Cerca de donde pasé mi infancia están el río Nalón y su principal afluente, el Narcea. La cuenca de este último discurre desde las montañas por el bosque prístino y está llena de salmones y vida acuática (a veces pienso que soy como un salmón, que nace en los ríos del norte de España y emigra a Inglaterra).
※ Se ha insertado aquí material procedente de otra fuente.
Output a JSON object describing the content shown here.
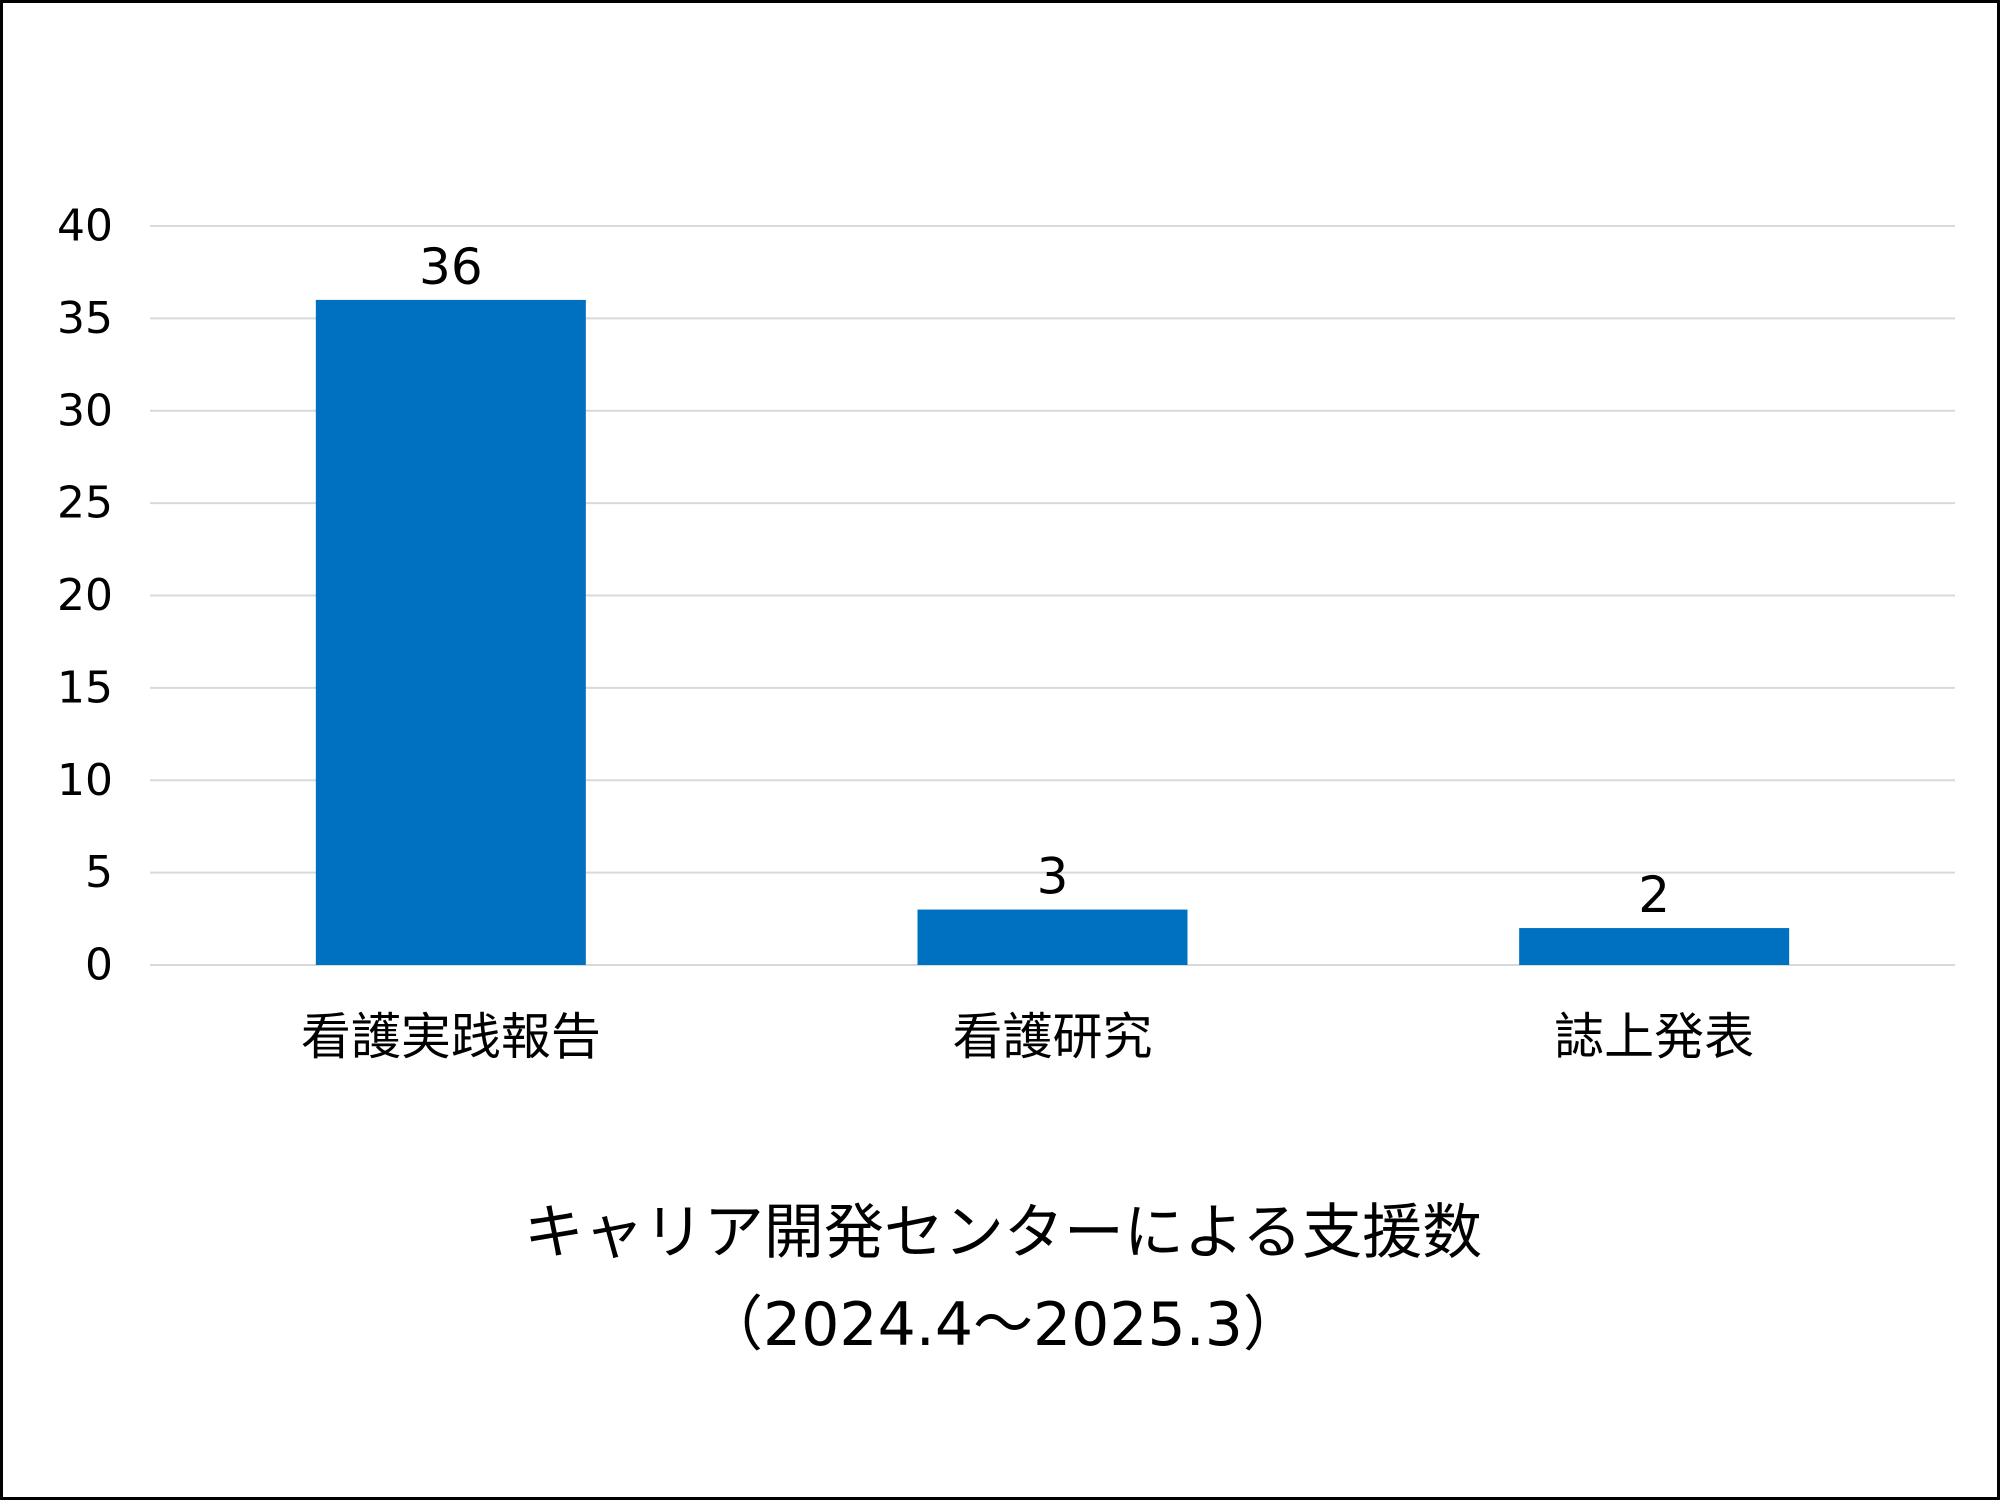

Yo llamo a esta cuenca fluvial el Amazonas de Asturias, pues, al igual que este, también tiene su río Negro; cuando era niño, las aguas del curso medio-bajo del Nalón eran como chocolate negro porque en él se lavaba el carbón extraído en la minería, pero, gracias al programa que se ha implantado para restablecer la calidad del agua, la situación ha mejorado mucho en la actualidad.

La aldea donde creció mi madre, San Esteban de Dóriga, situada cerca del río Narcea, no tenía más que unos treinta habitantes cuando ella era una niña. Está rodeada de bosques, setos vivos y manzanares, y aunque se encuentra en España no es una región soleada; Asturias tiene casi el doble de precipitaciones anuales que Londres.

Asturias era un lugar donde las personas cooperaban en aras de la comunidad (un trabajo comunal denominado localmente sestaferia). Si había que construir un camino o aclarar el bosque para frenar los incendios forestales, todo el mundo arrimaba el hombro y contribuía sin ser remunerado con dinero. Las tradiciones y el paisaje de Asturias, con sus rincones de tierra casi virgen, influyeron profundamente en mi actitud hacia los hábitats salvajes y su conservación.

A unos treinta kilómetros de donde yo vivía se encuentra Avilés, una ciudad industrial que estaba —y sigue estando, aunque quizá en menor medida— muy contaminada. De hecho, hace poco se la consideró la ciudad más contaminada de España. Cuando yo era un niño, ya notabas el olor a ocho kilómetros de distancia, y si tenías la desgracia de no poder evitar ir allí, siempre acababas con los ojos llorosos o con tos seca. En 1980, según un artículo publicado en El País, seis de cada diez pacientes que acudieron a urgencias fueron atendidos por problemas respiratorios tales como bronquitis crónica.

Parecía increíble que esos dos escenarios se encontraran a treinta kilómetros de distancia. Por una parte, riqueza en biodiversidad, vida salvaje y un paisaje escabroso, y, por otra, una contaminante pesadilla industrial que asfixiaba a toda la vida que la rodeaba. Todo lo que de bueno y malo hay en la Tierra estaba allí. Después de haber visto ambos lados de cerca, sabía cuál quería elegir.